La vaca de Camargo
Cerca de Camargo, Jacinta tenía una granja modesta, compuesta por una parcela de maíz, unas veinte gallinas y una vaca. Estaba alejada de las comodidades de los granjeros modernos; no había electricidad y el agua provenía de un pozo construido por uno de los vecinos. Era una vida casi medieval; sin embargo, Jacinta no se quejaba, ya que ella misma había elegido ese destino.
Aunque el trabajo era duro, le proporcionaba algunos momentos de ocio, durante los cuales, se propuso enseñarle a la vaca a hablar. Lo que parecía un chiste para el resto de los comunarios resultó ser un verdadero reto para Jacinta. Su primera aproximación consistía en imitar los sonidos de la vaca y repetirlos cada vez que mugía.

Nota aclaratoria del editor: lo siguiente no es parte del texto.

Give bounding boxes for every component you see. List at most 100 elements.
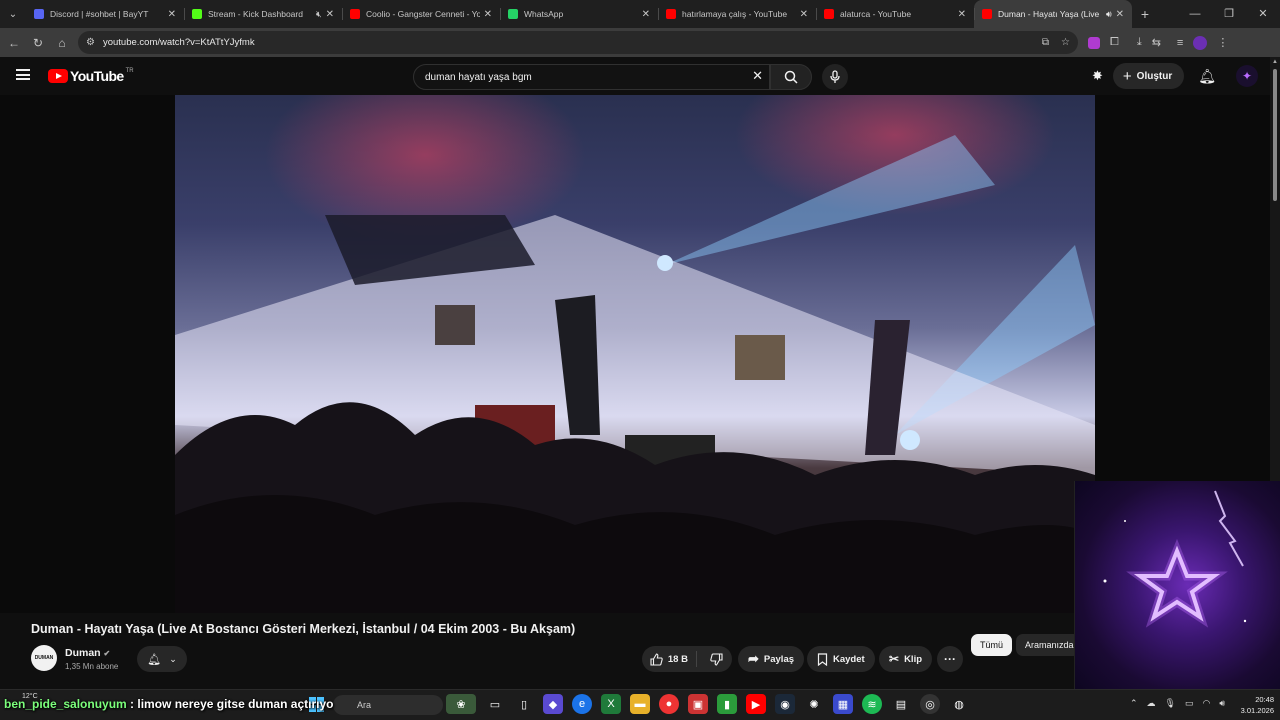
app-icon[interactable]: ▣ <box>688 694 708 714</box>
chat-text: limow nereye gitse duman açtırıyo <box>137 697 334 711</box>
extension-icon[interactable] <box>1088 36 1100 49</box>
address-bar[interactable]: ⚙ youtube.com/watch?v=KtATtYJyfmk ⧉ ☆ <box>78 31 1078 54</box>
browser-tab[interactable]: Stream - Kick Dashboard 🔇︎ ✕ <box>184 0 342 28</box>
channel-avatar[interactable]: DUMAN <box>31 645 57 671</box>
scrollbar-thumb[interactable] <box>1273 69 1277 201</box>
tab-close-icon[interactable]: ✕ <box>642 9 650 20</box>
edge-icon[interactable]: e <box>572 694 592 714</box>
browser-tab[interactable]: Discord | #sohbet | BayYT ✕ <box>26 0 184 28</box>
maximize-icon[interactable]: ❐ <box>1212 0 1246 28</box>
video-title: Duman - Hayatı Yaşa (Live At Bostancı Gö… <box>31 622 576 636</box>
tab-close-icon[interactable]: ✕ <box>484 9 492 20</box>
mic-tray-icon[interactable]: 🎙︎ <box>1165 698 1176 709</box>
minimize-icon[interactable]: — <box>1178 0 1212 28</box>
share-arrow-icon: ➦ <box>748 651 759 666</box>
tab-title: alaturca - YouTube <box>840 9 912 19</box>
task-view-icon[interactable]: ▭ <box>485 694 505 714</box>
extensions-puzzle-icon[interactable]: ⧠ <box>1110 36 1119 49</box>
subscribed-notifications-button[interactable]: 🔔︎ ⌄ <box>137 646 187 672</box>
store-icon[interactable]: ▤ <box>891 694 911 714</box>
clock-date: 3.01.2026 <box>1240 706 1274 715</box>
tray-chevron-icon[interactable]: ⌃ <box>1130 698 1138 709</box>
premium-icon[interactable]: ✸ <box>1092 68 1103 84</box>
youtube-logo[interactable]: YouTube TR <box>48 68 134 84</box>
notifications-bell-icon[interactable]: 🔔︎ <box>1198 68 1216 85</box>
cloud-icon[interactable]: ☁ <box>1147 698 1156 709</box>
tab-close-icon[interactable]: ✕ <box>958 9 966 20</box>
chip-related[interactable]: Aramanızda <box>1016 634 1080 656</box>
scissors-icon: ✂ <box>889 652 900 666</box>
file-explorer-icon[interactable]: ▬ <box>630 694 650 714</box>
like-count: 18 B <box>667 653 688 665</box>
tab-favicon-icon <box>350 9 360 19</box>
spotify-icon[interactable]: ≋ <box>862 694 882 714</box>
dislike-button[interactable] <box>702 652 732 666</box>
tab-favicon-icon <box>192 9 202 19</box>
home-icon[interactable]: ⌂ <box>50 36 74 50</box>
display-icon[interactable]: ▭ <box>1185 698 1194 709</box>
volume-icon[interactable]: 🔊︎ <box>1219 698 1225 709</box>
create-button[interactable]: + Oluştur <box>1112 63 1185 89</box>
browser-tab[interactable]: hatırlamaya çalış - YouTube ✕ <box>658 0 816 28</box>
taskbar-apps: ❀ ▭ ▯ ◆ e X ▬ ● ▣ ▮ ▶ ◉ ✺ ▦ ≋ ▤ ◎ ◍ <box>446 694 969 714</box>
translate-icon[interactable]: ⇆ <box>1152 36 1161 49</box>
tab-close-icon[interactable]: ✕ <box>1116 9 1124 20</box>
green-app-icon[interactable]: ▮ <box>717 694 737 714</box>
taskbar-search[interactable]: Ara <box>333 695 443 715</box>
hamburger-menu-icon[interactable] <box>16 69 30 80</box>
excel-icon[interactable]: X <box>601 694 621 714</box>
tab-muted-icon[interactable]: 🔇︎ <box>316 9 322 20</box>
clip-button[interactable]: ✂ Klip <box>879 646 933 672</box>
browser-tab[interactable]: WhatsApp ✕ <box>500 0 658 28</box>
install-app-icon[interactable]: ⧉ <box>1042 37 1049 48</box>
browser-tab[interactable]: Duman - Hayatı Yaşa (Live 🔊︎ ✕ <box>974 0 1132 28</box>
tab-list: Discord | #sohbet | BayYT ✕ Stream - Kick … <box>26 0 1132 28</box>
tab-audio-icon[interactable]: 🔊︎ <box>1106 9 1112 20</box>
browser-tab[interactable]: alaturca - YouTube ✕ <box>816 0 974 28</box>
wifi-icon[interactable]: ◠ <box>1203 698 1211 709</box>
tab-search-chevron-icon[interactable]: ⌄ <box>0 0 26 28</box>
scroll-up-icon[interactable]: ▲ <box>1272 59 1278 65</box>
share-button[interactable]: ➦ Paylaş <box>738 646 805 672</box>
steam-icon[interactable]: ◉ <box>775 694 795 714</box>
chip-all[interactable]: Tümü <box>971 634 1013 656</box>
downloads-icon[interactable]: ⤓ <box>1137 36 1142 49</box>
chrome-icon[interactable]: ● <box>659 694 679 714</box>
tab-close-icon[interactable]: ✕ <box>168 9 176 20</box>
bookmark-star-icon[interactable]: ☆ <box>1061 37 1070 48</box>
file-icon[interactable]: ▯ <box>514 694 534 714</box>
taskbar-clock[interactable]: 20:48 3.01.2026 <box>1226 694 1274 716</box>
voice-search-button[interactable] <box>822 64 848 90</box>
url-text: youtube.com/watch?v=KtATtYJyfmk <box>102 37 255 48</box>
obs-icon[interactable]: ◍ <box>949 694 969 714</box>
search-button[interactable] <box>770 64 812 90</box>
video-frame[interactable] <box>175 95 1095 613</box>
blue-app-icon[interactable]: ▦ <box>833 694 853 714</box>
like-button[interactable]: 18 B <box>642 651 697 667</box>
copilot-icon[interactable]: ◆ <box>543 694 563 714</box>
tab-favicon-icon <box>508 9 518 19</box>
browser-tab[interactable]: Coolio - Gangster Cenneti - Yo ✕ <box>342 0 500 28</box>
account-avatar[interactable]: ✦ <box>1236 65 1259 87</box>
channel-name[interactable]: Duman ✔ <box>65 647 110 659</box>
search-input[interactable]: duman hayatı yaşa bgm ✕ <box>413 64 770 90</box>
widget-icon[interactable]: ❀ <box>446 694 476 714</box>
youtube-app-icon[interactable]: ▶ <box>746 694 766 714</box>
browser-menu-icon[interactable]: ⋮ <box>1217 36 1228 49</box>
back-icon[interactable]: ← <box>2 36 26 50</box>
save-button[interactable]: Kaydet <box>807 646 875 672</box>
riot-icon[interactable]: ✺ <box>804 694 824 714</box>
site-info-icon[interactable]: ⚙ <box>86 37 95 48</box>
media-controls-icon[interactable]: ≡ <box>1177 37 1183 49</box>
new-tab-button[interactable]: + <box>1132 6 1158 22</box>
close-window-icon[interactable]: ✕ <box>1246 0 1280 28</box>
clear-search-icon[interactable]: ✕ <box>752 68 763 84</box>
chrome-active-icon[interactable]: ◎ <box>920 694 940 714</box>
more-actions-button[interactable]: ··· <box>937 646 963 672</box>
tab-close-icon[interactable]: ✕ <box>326 9 334 20</box>
save-label: Kaydet <box>833 653 865 665</box>
reload-icon[interactable]: ↻ <box>26 36 50 50</box>
profile-avatar[interactable] <box>1193 35 1208 50</box>
browser-toolbar: ← ↻ ⌂ ⚙ youtube.com/watch?v=KtATtYJyfmk … <box>0 28 1280 57</box>
tab-close-icon[interactable]: ✕ <box>800 9 808 20</box>
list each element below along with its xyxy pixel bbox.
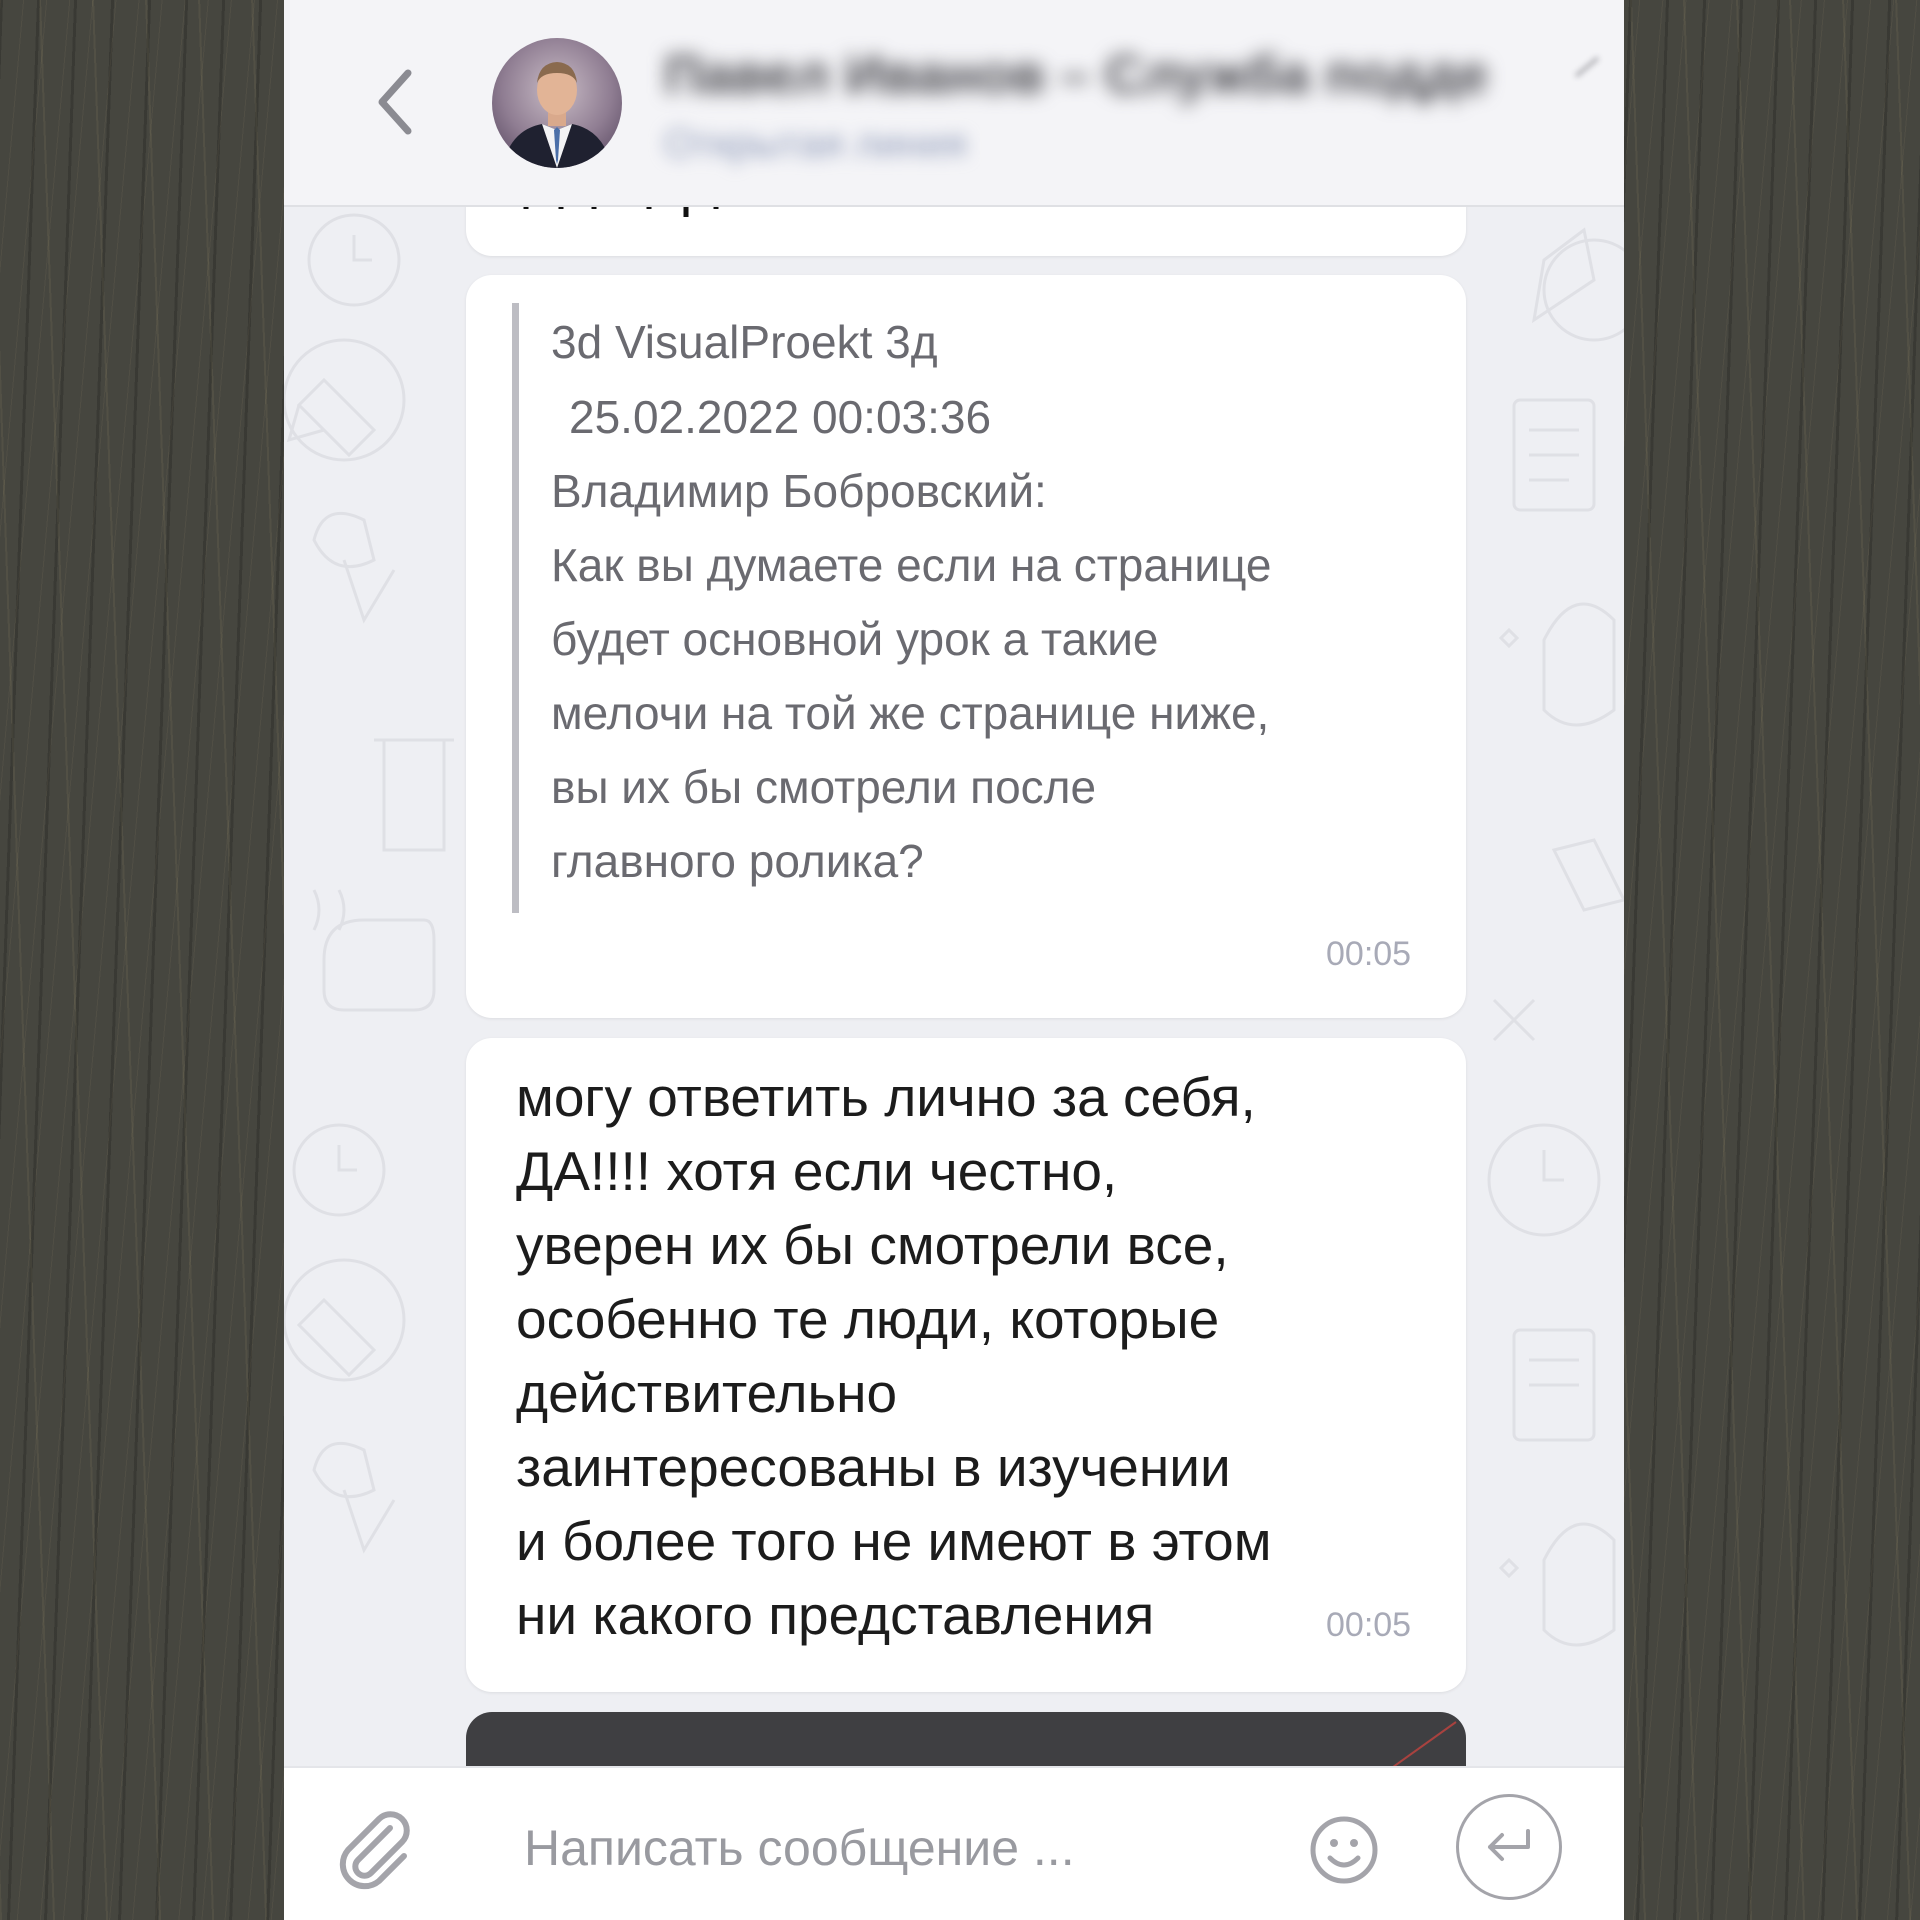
- quote-line: главного ролика?: [551, 835, 924, 887]
- message-line: и более того не имеют в этом: [516, 1510, 1272, 1572]
- contact-name[interactable]: Павел Иванов – Служба подде: [664, 44, 1524, 104]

Le llevó varias semanas, pero finalmente logró reproducir los mugidos y comprendió que tenían un significado.
Emocionada por sus logros, fue al pueblo a encontrarse con Claudia, su única confidente. —Era casi como entender a un bebé. Logre descifrar cuándo tenía hambre, sed, sueño, cansancio o felicidad solamente con los sonidos. Lo extraño es que no tienen idea del “si” y “no”, en su visión las cosas simplemente suceden, no se puede aceptar ni negar— explicaba a su mejor amiga, mientras esta se moría de risa. —Hace unos meses querías que la vaca hablara y ahora hablas como una vaca— fue el comentario que enfureció tanto a Jacinta que se retiró y volvió a la soledad de su granja.
Esa noche, abrazó a cada uno de los animales y colocó algo de comida en su alforja antes de caminar hacia el monte. Al menos, esas son las deducciones de Claudia cuando encontró la granja deshabitada, sin Jacinta, sin la vaca y con las gallinas muertas de hambre. La rústica vivienda sigue ahí, desmoronándose un poco más cada día. Nadie quiere habitarla, pues parece embrujada. —No hay sonido más aterrador en las noches, que el de cientos de vacas llorando— comentan los abuelos cuando quieren asustar a los niños malcriados de Camargo.